I’d read about The Stranglers, like the Vibrators they were a bit older than most of the punks but they weren’t particularly trying to disguise this, nor to adopt the look, though Jean-Jacques Burnel became one of the original punk pin-ups. In the event they looked sleazy, a little diseased and very scary. The guitarist was a skinny, scowling presence, his battered Telecaster sounded like it was being played inside a metal dustbin; the keyboard player had a moustache and played ornate psychedelic countermelodies which could have come from 60’s LA (I didn’t know anything about The Doors in those days); the drummer was a grizzly-looking old fella; and the bass-player, blimey! A lithe, unsmiling character, with an undeniable gallic beauty which hinted at acts of depravity in a Breton dockyard. He played the most extraordinary rumbling melodic basslines, his Fender Precision the lead instrument much of the time. He and the guitarist stalked the lip of the stage like pox-raddled members of a Victorian press-gang, glowering at anyone who dared to make eye contact. At one point some punkish characters looked like they were about to invade, only to back off sharpish when the snarly pair loomed over them. The songs were like nothing I’d ever heard, not all fast and not all short, mainly minor-key and darkly melodic. There were strange, lurching grooves, complex arrangements and semi-spoken lyrics which seemed to be about things like rats and death – something for everyone really. By the end of their set I could hardly breathe.

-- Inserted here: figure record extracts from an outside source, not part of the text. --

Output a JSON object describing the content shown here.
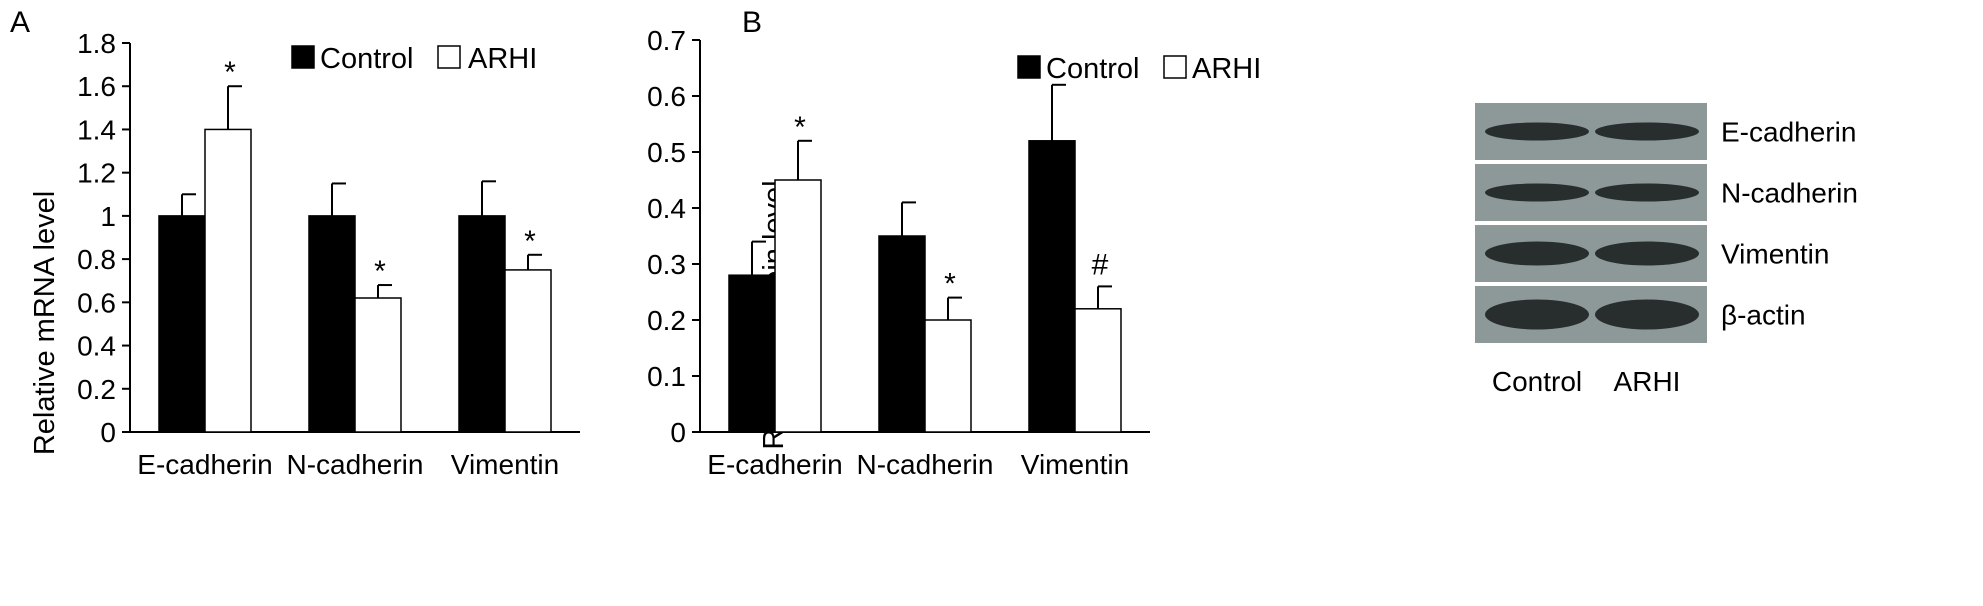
{
  "legend": {
    "control_label": "Control",
    "treatment_label": "ARHI"
  },
  "colors": {
    "control": "#000000",
    "treatment": "#ffffff",
    "blot_bg": "#8d9899",
    "blot_band": "#1f2425"
  },
  "chart_data": [
    {
      "panel": "A",
      "type": "bar",
      "ylabel": "Relative mRNA level",
      "xlabel": "",
      "ylim": [
        0,
        1.8
      ],
      "yticks": [
        "0",
        "0.2",
        "0.4",
        "0.6",
        "0.8",
        "1",
        "1.2",
        "1.4",
        "1.6",
        "1.8"
      ],
      "categories": [
        "E-cadherin",
        "N-cadherin",
        "Vimentin"
      ],
      "series": [
        {
          "name": "Control",
          "values": [
            1.0,
            1.0,
            1.0
          ],
          "errors": [
            0.1,
            0.15,
            0.16
          ],
          "annotations": [
            "",
            "",
            ""
          ]
        },
        {
          "name": "ARHI",
          "values": [
            1.4,
            0.62,
            0.75
          ],
          "errors": [
            0.2,
            0.06,
            0.07
          ],
          "annotations": [
            "*",
            "*",
            "*"
          ]
        }
      ],
      "legend_position": "top-center"
    },
    {
      "panel": "B",
      "type": "bar",
      "ylabel": "Relative protein level",
      "xlabel": "",
      "ylim": [
        0,
        0.7
      ],
      "yticks": [
        "0",
        "0.1",
        "0.2",
        "0.3",
        "0.4",
        "0.5",
        "0.6",
        "0.7"
      ],
      "categories": [
        "E-cadherin",
        "N-cadherin",
        "Vimentin"
      ],
      "series": [
        {
          "name": "Control",
          "values": [
            0.28,
            0.35,
            0.52
          ],
          "errors": [
            0.06,
            0.06,
            0.1
          ],
          "annotations": [
            "",
            "",
            ""
          ]
        },
        {
          "name": "ARHI",
          "values": [
            0.45,
            0.2,
            0.22
          ],
          "errors": [
            0.07,
            0.04,
            0.04
          ],
          "annotations": [
            "*",
            "*",
            "#"
          ]
        }
      ],
      "legend_position": "top-center"
    }
  ],
  "western_blot": {
    "rows": [
      "E-cadherin",
      "N-cadherin",
      "Vimentin",
      "β-actin"
    ],
    "lanes": [
      "Control",
      "ARHI"
    ]
  }
}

It was always going to be hard for The Tyla Gang to follow that but they were good nonetheless. Sean Tyla was an imposing character, a burly balding veteran of the London pub scene with Ducks Deluxe, you wouldn’t want to mess with him. When a glass was thrown at the stage in a cretinous approximation of punk behaviour he looked like he was ready to kill (which is fair enough, I’ve had it happen to me and it’s horrible). They played a rocking set including their Stiff single Styrofoam, and it rounded off the evening better than the Stranglers might have done, dispelling to some degree the pall of evil menace left hanging in the air by the meninblack. In the end only one of these three acts made it big, for a few years rendering the pop charts a darker, scarier and more exciting place.
A week or so later it was Loudon Wainwright III, about whom I knew almost nothing though some of my friends rated him. After the Stranglers the prospect of a beardy old bloke with an acoustic guitar wasn’t very exciting. Loudon turned out to be quite entertaining, in a sour, misanthropic way, performing comic songs about suicide and rejection. I’m never too sure about applying contemporary sensibilities to critique artistic output from years ago, but even at the time his tune Hardy Boys at the Y – aping David Bowie’s vocal delivery – was rampantly homophobic, and the song about his infant son Rufus is a Tit Man is a boorish snigger of male resentment. While I’ve no idea what sort of character Loudon was in real life, some form of poetic justice would seem to be served by son Rufus becoming a celebrated gay performer, and daughter Martha dedicating a song to dad entitled Bloody Motherfucking Asshole.